Radio waves travel in straight lines - the reason why we sometimes have communications that are not line of sight is mostly due to reflection. This is really important for long range radio communication. It turns out there are ionization layers from about fifty to a few hundred miles above the Earth. There is a very small amount of atmosphere at those altitudes and UV and higher energy radiation from the Sun is enough to knock off an electron or two from these molecules. The negative electrons want to reattach to a positively changed atom, but the distance between the two is now so great that it can take quite awhile. The net result, when there is a lot of energy being dumped into the layer - is that a plasma forms. This makes a nifty mirror.
A lot of physics is involved and depending on the nature of the gases available, their density and how they are energized, the reflection and absorption properties of these layers strongly depends on the wavelength of a radio signal that is pointed at them. Longer wavelengths - AM and shortwave radio - tend to have strong and useful effects. You probably have noticed that you can listen to an AM radio station well over the horizon - even thousands of miles away - when the Sun goes down. Shortwave radio DX - the practice of "working" distant sites - uses this in what can be a very sophisticated way.
In the 20s when Bell Labs was doing very careful radio propagation measurements, it was noticed bursts of distant signals sometimes appeared during meteor showers. It turns out that a meteor dumps a lot of energy into the atmosphere that slows it down. The closing speed of the average Perseid meteor is about 37 miles per second and they last about a second - so almost all of their energy is dissipated in a very small cylinder of atmosphere about 40 miles long and 80 to 100 miles up.

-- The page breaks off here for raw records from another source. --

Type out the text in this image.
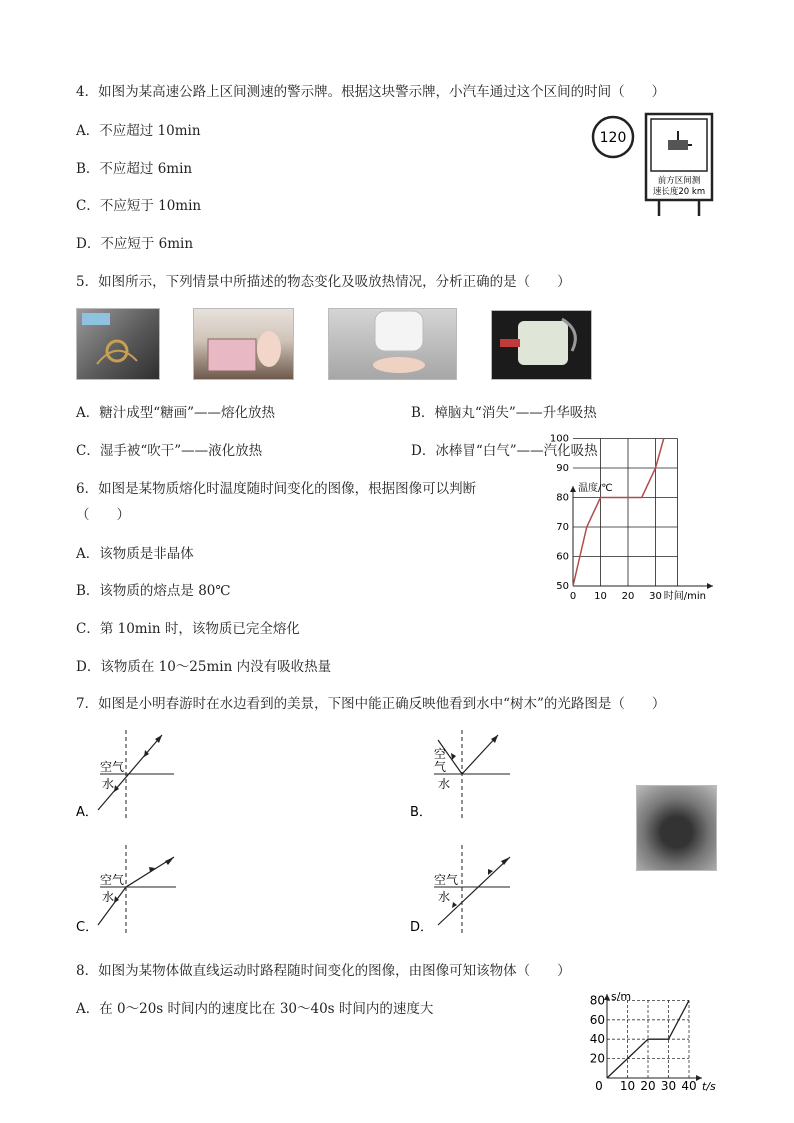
4．如图为某高速公路上区间测速的警示牌。根据这块警示牌，小汽车通过这个区间的时间（　　）
A．不应超过 10min
B．不应超过 6min
C．不应短于 10min
D．不应短于 6min
120
前方区间测
速长度20 km
5．如图所示，下列情景中所描述的物态变化及吸放热情况，分析正确的是（　　）
A．糖汁成型“糖画”——熔化放热	B．樟脑丸“消失”——升华吸热
C．湿手被“吹干”——液化放热	D．冰棒冒“白气”——汽化吸热
6．如图是某物质熔化时温度随时间变化的图像，根据图像可以判断
（　　）
A．该物质是非晶体
B．该物质的熔点是 80℃
C．第 10min 时，该物质已完全熔化
D．该物质在 10～25min 内没有吸收热量
50
60
70
80
90
100
0 10 20 30
温度/℃
时间/min
7．如图是小明春游时在水边看到的美景，下图中能正确反映他看到水中“树木”的光路图是（　　）
空气
水
A．
空
气
水
B．
空气
水
C．
空气
水
D．
8．如图为某物体做直线运动时路程随时间变化的图像，由图像可知该物体（　　）
A．在 0～20s 时间内的速度比在 30～40s 时间内的速度大
20
40
60
80
0 10 20 30 40
s/m
t/s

Electrons from this gas are stripped and it takes seconds for them to recombine. For certain radio frequencies this makes a nifty reflector. If the reflector is between me and a radio station (30 to 50 MHz is nearly ideal it turns out, but FM radio -- about 100 MHz - isn't bad either) that is over the horizon it is possible for me to me to receive it for a few seconds.
The government (military and scientific projects) and even a company or two use the statistical likelihood of small meteors being around to reflect communications to operate low data rate networks. This is a really cheap way to get a signal over the horizon and not use a satellite or ground based network. Generally you keep sending a short amount of information over and over - eventually it is heard and recorded at a base station which sends an acknowledgement - when you receive that you can start all over again. (there are more energy efficient burst detection protocols, but the idea is similar)
I've been fascinated with very low data rate communications for a long time and this makes sense for some people. One project that has been rolling along for about 40 years is SNOTEL, which gives daily (and better) snow and precipitation information for the Western US and Alaska. It would have been far too expensive to rely on satellites or conventional ground based networks. Really nifty!